Sumo Logic, a U.S.-based cloud knowledge analytics and log evaluation firm, is urging customers to reset API keys after discovering a security breach.
In a security discover revealed this week, Sumo Logic confirmed it had found proof of a possible security incident on November 3. The incident concerned an attacker utilizing compromised credentials to entry a Sumo Logic AWS account. After discovering the incident, Sumo Logic says it locked down the uncovered infrastructure and rotated each probably uncovered credential for his or her infrastructure “out of an abundance of warning.”
The corporate didn’t instantly reply to information.killnetswitch’s questions.
Sumo Logic says there is no such thing as a indication that the corporate’s networks or methods have been impacted and stated buyer knowledge “has been and stays encrypted.” Nonetheless, the corporate is advising prospects to “rotate credentials which might be both used to entry Sumo Logic or that you’ve got offered to Sumo Logic to entry different methods.”

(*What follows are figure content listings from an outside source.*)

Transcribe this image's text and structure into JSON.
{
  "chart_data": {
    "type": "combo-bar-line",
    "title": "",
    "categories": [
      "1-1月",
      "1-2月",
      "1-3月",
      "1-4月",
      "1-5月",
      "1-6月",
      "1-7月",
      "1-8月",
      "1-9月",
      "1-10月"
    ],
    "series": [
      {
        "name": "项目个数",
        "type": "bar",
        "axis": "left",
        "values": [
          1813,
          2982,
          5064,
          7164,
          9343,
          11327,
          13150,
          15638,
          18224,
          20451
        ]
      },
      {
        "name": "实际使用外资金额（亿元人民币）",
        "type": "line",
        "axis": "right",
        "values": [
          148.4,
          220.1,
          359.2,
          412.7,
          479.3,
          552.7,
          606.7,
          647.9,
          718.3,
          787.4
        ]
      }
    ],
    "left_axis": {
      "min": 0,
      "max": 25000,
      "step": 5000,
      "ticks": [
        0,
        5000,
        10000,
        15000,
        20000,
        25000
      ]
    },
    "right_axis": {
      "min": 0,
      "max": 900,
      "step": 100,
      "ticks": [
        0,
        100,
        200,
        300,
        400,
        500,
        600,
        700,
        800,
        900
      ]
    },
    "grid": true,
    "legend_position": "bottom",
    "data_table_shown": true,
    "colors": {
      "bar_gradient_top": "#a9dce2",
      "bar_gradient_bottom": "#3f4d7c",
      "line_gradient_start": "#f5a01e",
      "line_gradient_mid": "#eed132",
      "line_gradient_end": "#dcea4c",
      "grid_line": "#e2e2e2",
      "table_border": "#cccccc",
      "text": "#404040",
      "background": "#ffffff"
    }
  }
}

The corporate says customers ought to instantly rotate their API entry keys and also needs to reset Sumo Logic-installed collector credentials, third-party credentials which have been saved with Sumo, akin to credentials for S3 entry and person passwords for Sumo Logic accounts.
Sumo Logic, which was taken non-public earlier this yr after being acquired by non-public fairness agency Francisco Companions for $1.7 billion, says it has greater than 2,100 prospects, together with 23andMe, Okta and Samsung.

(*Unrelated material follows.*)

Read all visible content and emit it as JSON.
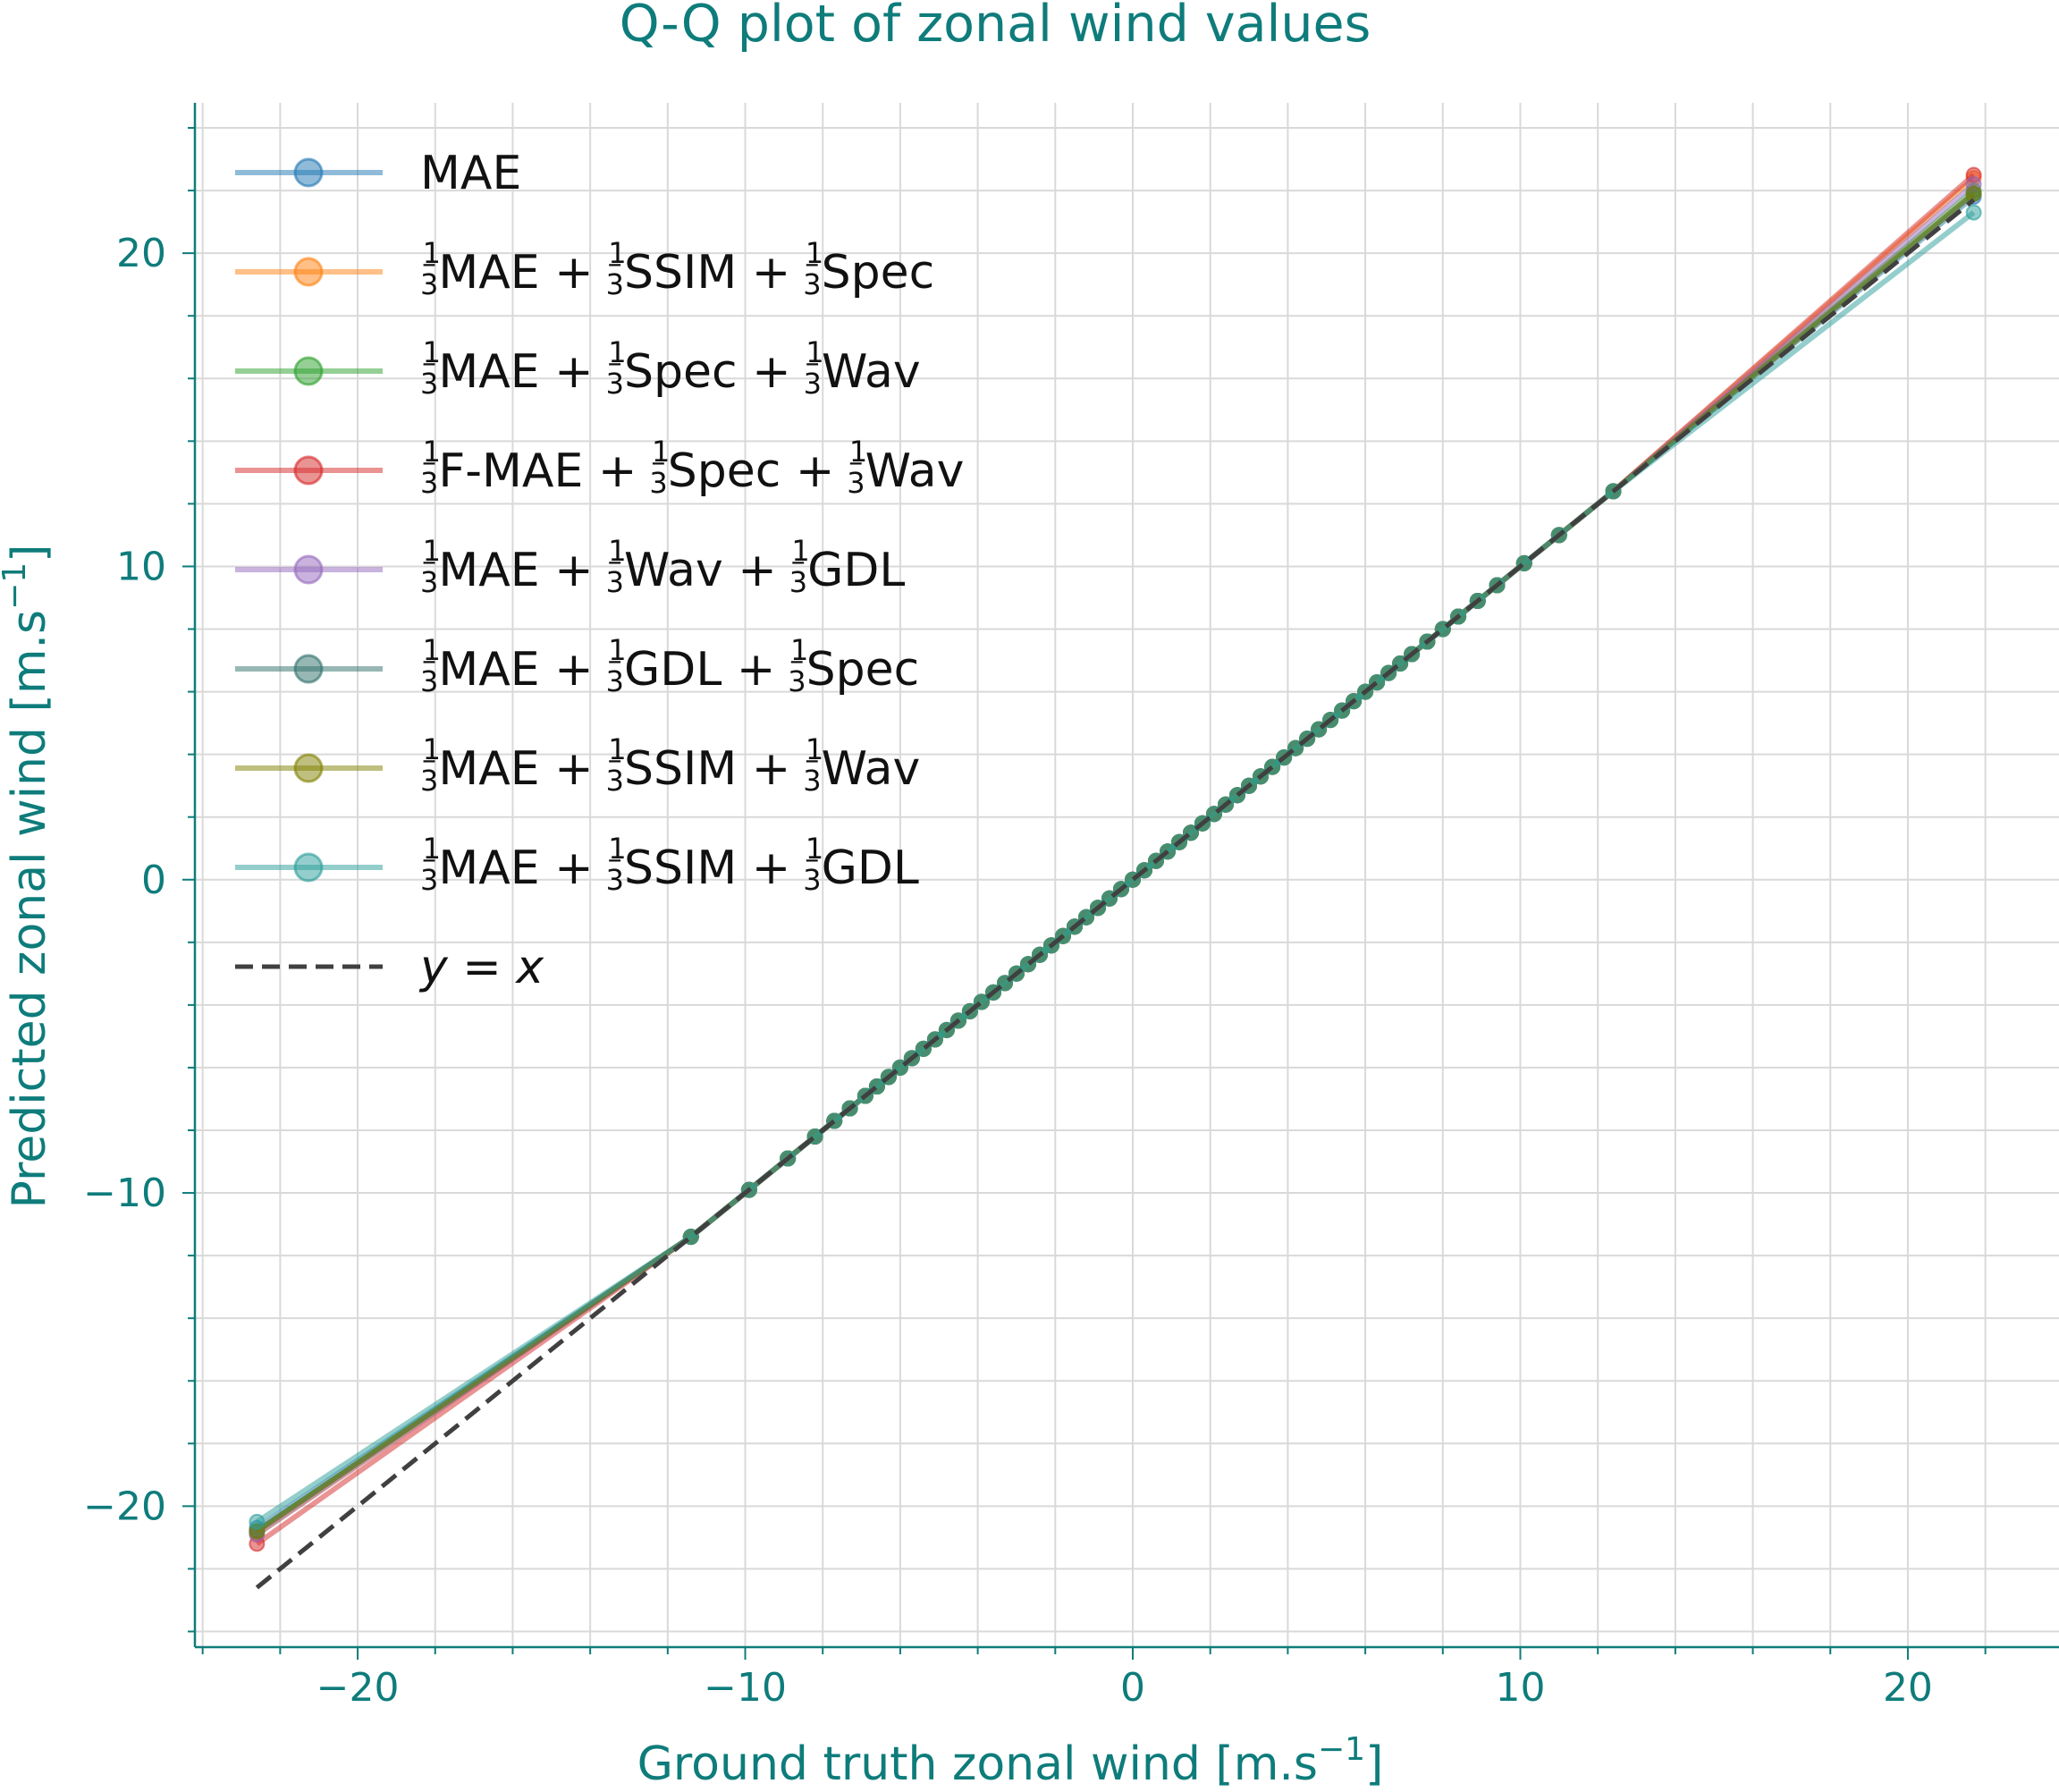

“We’re persevering with to totally examine the origin and extent of this incident,” the corporate stated. It added that it has recognized the possibly uncovered credentials and has added additional security measures “to additional shield our methods,” together with improved monitoring.
Sumo Logic has not stated what number of credentials had been compromised or how these credentials had been compromised.
“Whereas the investigation into this incident is ongoing, we stay dedicated to doing every little thing we are able to to advertise a protected and safe digital expertise,” the corporate stated. “We’ll immediately notify prospects if proof of malicious entry to their Sumo Logic accounts is discovered.”